Knowing I was going to be seeing author of THE GOLDEN COMPASS speak, and after seeing that crazy movie trailer and wondering "what the heck is this?!", I knew I had to read at least one of the HIS DARK MATERIALS books before I saw the presentation. So I read THE GOLDEN COMPASS. And, honestly, I got lost at times, but I really liked this book! I know, positive reviews at this point are not breaking news, but it was new to me. Recommended! And so his presentation–actually more of a Q and A setup with this intellectualish dad/daughter team–was really great too. Pullman's funny, humble, and doesn't take himself too seriously (my impression anyways). For writing that style of book, I think that means a lot. So I'm sold on reading the rest of the series.
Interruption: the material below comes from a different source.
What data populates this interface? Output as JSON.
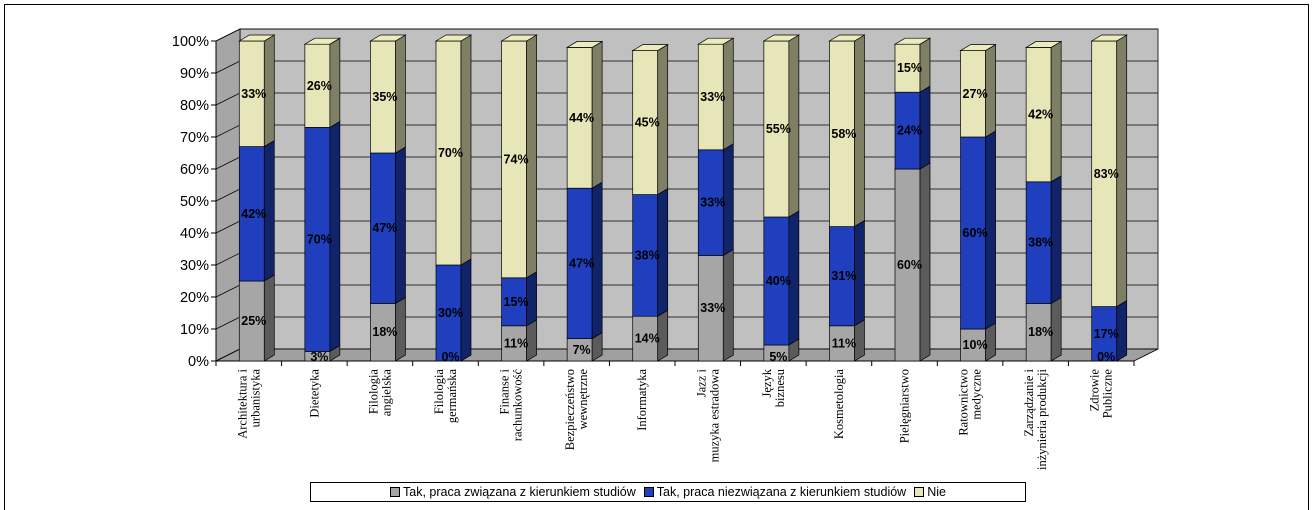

The lunch afterward was so great! There was a group of about 15 or so mostly Chicago area children's lit, YA audiobook types, librarians, and book review publication writers assembled at the Russian Tea Room (Julie and I had never been). The food, and the tea, was dang tasty! I really wouldn't have guessed it. I'm a vegetarian, so I wasn't sure what to expect. But there was much to choose from. And the company was so much fun. We met a couple of hilarious reviewers from Booklinks and Booklist who were so much fun to talk to and get to know. And the Booklist writer, Gillian, just happened to be the reviewer who just gave Julie's novel GET WELL SOON, that awesome review a couple weeks back! Good times, man. Good times. Thanks much to Tim Ditlow for putting that together and for letting me party it up with the team.
In other news, I saw a shredded wheat commercial yesterday talking about how good it would be to eat "hot." So, being a sucker for a commercial and for trying some new cereal gimmick, I heated up my milk this morning and poured it over the cereal. Don't do it. I mean, I don't recommend it. It was way nast.